Federal and state lawmakers should reply. The federal authorities should reform the NFIP to enhance federal flood insurance coverage and guarantee it supplies reasonably priced protection for extra hazards. On the similar time, the NFIP ought to do extra to help community-based mitigation. States, in the meantime, should use their regulatory authority over insurance coverage markets to deal with skyrocketing insurance coverage prices and rising protection gaps ensuing from mounting local weather change impacts.
The insurance coverage trade can’t ignore its function in fueling the very disaster it now faces. Local weather change-induced disasters are indisputably pushed by fossil gas emissions. And insurance coverage corporations facilitate local weather change by investing in fossil gas corporations and underwriting fossil gas tasks. US insurance coverage corporations have investments of greater than $500 billion in fossil fuel-related property, together with coal, oil, and gasoline. In 2022 alone, insurers worldwide collected $21 billion in premiums for underwriting fossil gas tasks — immediately enabling their growth.

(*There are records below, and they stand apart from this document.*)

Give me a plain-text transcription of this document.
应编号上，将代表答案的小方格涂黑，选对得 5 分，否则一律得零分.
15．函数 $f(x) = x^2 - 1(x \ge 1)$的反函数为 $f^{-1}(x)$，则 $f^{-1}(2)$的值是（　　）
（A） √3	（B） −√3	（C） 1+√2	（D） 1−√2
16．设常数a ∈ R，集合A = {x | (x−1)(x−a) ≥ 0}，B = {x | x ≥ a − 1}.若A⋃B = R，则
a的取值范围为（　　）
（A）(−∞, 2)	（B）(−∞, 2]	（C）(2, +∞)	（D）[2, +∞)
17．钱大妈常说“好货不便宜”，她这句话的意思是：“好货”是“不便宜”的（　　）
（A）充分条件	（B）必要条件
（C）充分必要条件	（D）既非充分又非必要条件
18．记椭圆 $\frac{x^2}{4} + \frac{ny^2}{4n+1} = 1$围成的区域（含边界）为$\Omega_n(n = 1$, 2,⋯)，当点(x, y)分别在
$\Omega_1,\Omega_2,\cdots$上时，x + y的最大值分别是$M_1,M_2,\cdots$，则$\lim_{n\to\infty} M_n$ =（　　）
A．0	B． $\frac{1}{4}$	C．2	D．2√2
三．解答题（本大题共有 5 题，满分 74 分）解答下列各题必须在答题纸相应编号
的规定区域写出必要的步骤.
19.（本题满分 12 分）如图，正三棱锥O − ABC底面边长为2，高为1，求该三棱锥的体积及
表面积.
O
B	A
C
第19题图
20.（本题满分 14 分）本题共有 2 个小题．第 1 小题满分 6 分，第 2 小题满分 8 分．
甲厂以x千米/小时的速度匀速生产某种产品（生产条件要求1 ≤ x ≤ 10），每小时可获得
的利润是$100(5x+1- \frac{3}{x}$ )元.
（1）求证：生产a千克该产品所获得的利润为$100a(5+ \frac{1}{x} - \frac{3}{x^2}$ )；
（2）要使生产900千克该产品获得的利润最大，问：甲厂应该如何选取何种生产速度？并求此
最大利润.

Regulators ought to undertake laws, like New York’s Insure Our Future invoice, to ban insurers from underwriting new fossil gas tasks, require them to section out help for current tasks, and pressure insurers to divest from fossil gas corporations. With out daring motion, insurers will proceed to revenue from local weather destruction whereas leaving households and communities to bear the prices.